1.8 – La possibilità di una psicologia del significato
Psicologia del significato: potrebbe suonare ridondante, se consideriamo la psico-logia come
discorso scientifico su ciò che è psichico. Ma se i metodi di studio escludono proprio questo
riferimento al soggetto, ad essere in discussione sarebbe l’esistenza stessa della disciplina.
La preferenza della psicologia per il naturalismo e l’oggettivismo era, inizialmente, giustificabile,
per la volontà di rigore e scientificità. Meno comprensibile appare lo scientismo ad oltranza che
caratterizza ancora adesso l’atteggiamento di molti psicologi → anche in Italia c’è una forte difesa
del credo scientifico da parte degli psicologi.
↓
è necessario rivedere l’idea della conoscenza scientifica come conoscenza esatta e ripetibile, per
renderla accordabile con l’esperienza vissuta.
1.9 – La realtà di una scienza senza certezza
Conoscenza: non è più pensata come adeguazione al dato, ma come costruzione soggettiva e
intersoggettiva di significati → gli psicologi sono stati forse gli ultimi a convertirsi ad una
concezione psicologica della conoscenza.
↓
L’ambivalenza della posizione in cui si è venuta a trovare la psicologia è il risultato della sua
dipendenza dalle scienze naturali → il materialismo della scienza positiva ha imposto per lungo
tempo il principio riduzionistico, secondo cui i fenomeni oggetto di una scienza possono essere
spiegati attraverso i concetti di una scienza situata a un livello gerarchicamente più fondamentale →
la psicologia, secondo questo principio, si viene a trovare al vertice di questa piramide →
“complesso d’inferiorità”
↓
Nei primi anni del ‘900, la teoria della relatività e la meccanica quantistica scoprono il ruolo
dell’osservatore come componente essenziale nella definizione dei fenomeni fisici → mentre gli
psicologi si sforzavano di rendere lo psichico adatto alle categorie più fondamentali di altre
discipline, i fisici si confrontavano con eventi capaci di mettere in discussione tutta la struttura della
loro conoscenza e che li costringevano ad ammettere l’inseparabilità di mente e mondo, di
coscienza e dato, di osservatore e osservato.
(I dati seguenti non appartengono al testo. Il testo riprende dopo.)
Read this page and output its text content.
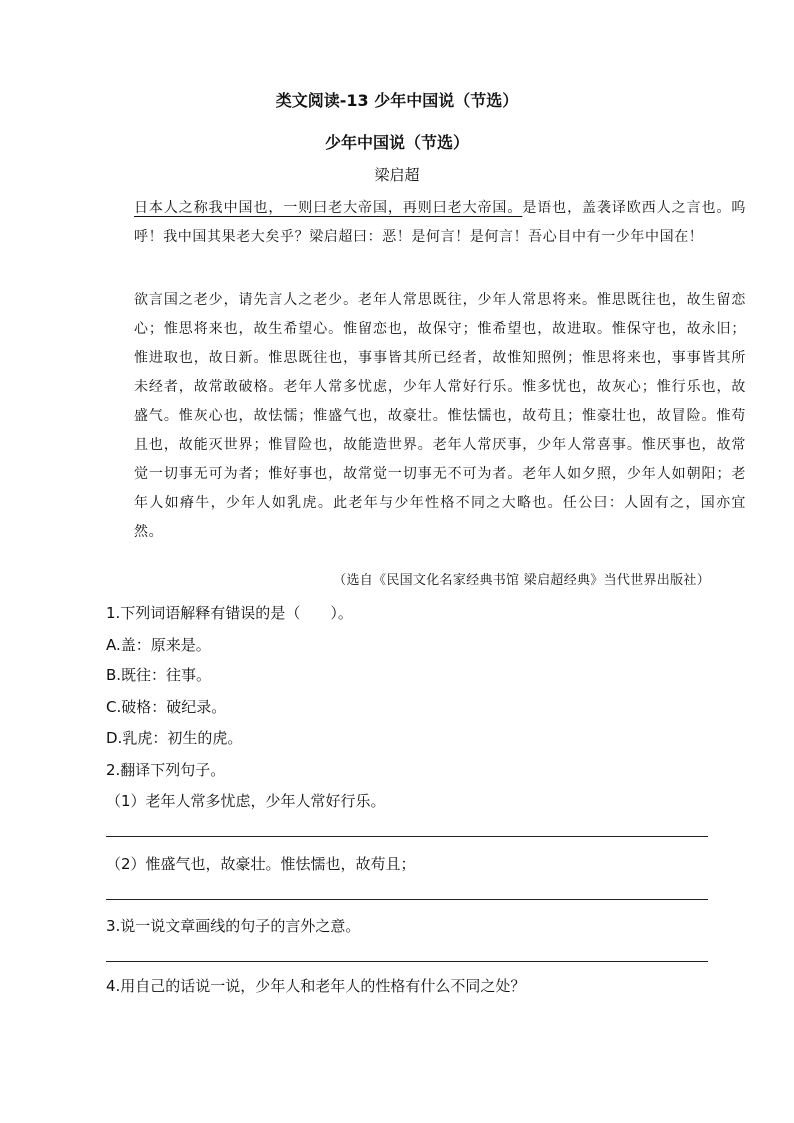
类文阅读-13 少年中国说（节选）
少年中国说（节选）
梁启超
日本人之称我中国也，一则曰老大帝国，再则曰老大帝国。是语也，盖袭译欧西人之言也。呜呼！我中国其果老大矣乎？梁启超曰：恶！是何言！是何言！吾心目中有一少年中国在！
欲言国之老少，请先言人之老少。老年人常思既往，少年人常思将来。惟思既往也，故生留恋心；惟思将来也，故生希望心。惟留恋也，故保守；惟希望也，故进取。惟保守也，故永旧；惟进取也，故日新。惟思既往也，事事皆其所已经者，故惟知照例；惟思将来也，事事皆其所未经者，故常敢破格。老年人常多忧虑，少年人常好行乐。惟多忧也，故灰心；惟行乐也，故盛气。惟灰心也，故怯懦；惟盛气也，故豪壮。惟怯懦也，故苟且；惟豪壮也，故冒险。惟苟且也，故能灭世界；惟冒险也，故能造世界。老年人常厌事，少年人常喜事。惟厌事也，故常觉一切事无可为者；惟好事也，故常觉一切事无不可为者。老年人如夕照，少年人如朝阳；老年人如瘠牛，少年人如乳虎。此老年与少年性格不同之大略也。任公曰：人固有之，国亦宜然。
（选自《民国文化名家经典书馆 梁启超经典》当代世界出版社）
1.下列词语解释有错误的是（　　）。
A.盖：原来是。
B.既往：往事。
C.破格：破纪录。
D.乳虎：初生的虎。
2.翻译下列句子。
（1）老年人常多忧虑，少年人常好行乐。
（2）惟盛气也，故豪壮。惟怯懦也，故苟且；
3.说一说文章画线的句子的言外之意。
4.用自己的话说一说，少年人和老年人的性格有什么不同之处？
L’interesse degli psicologi verso gli sviluppi delle altre discipline è aumentato grazie all’avvento
delle scienze cognitive che hanno favorito il cfr interdisciplinare → questo cfr è fruttuoso, ma
rischia di togliere sicurezza alle procedure di ricerca tradizionali.
↓
La psicologia, in questo panorama, non è più costretta a conformarsi ai metodi delle scienze
naturali, se questi hanno mostrato lacune insormontabili per la spiegazione di certi fenomeni.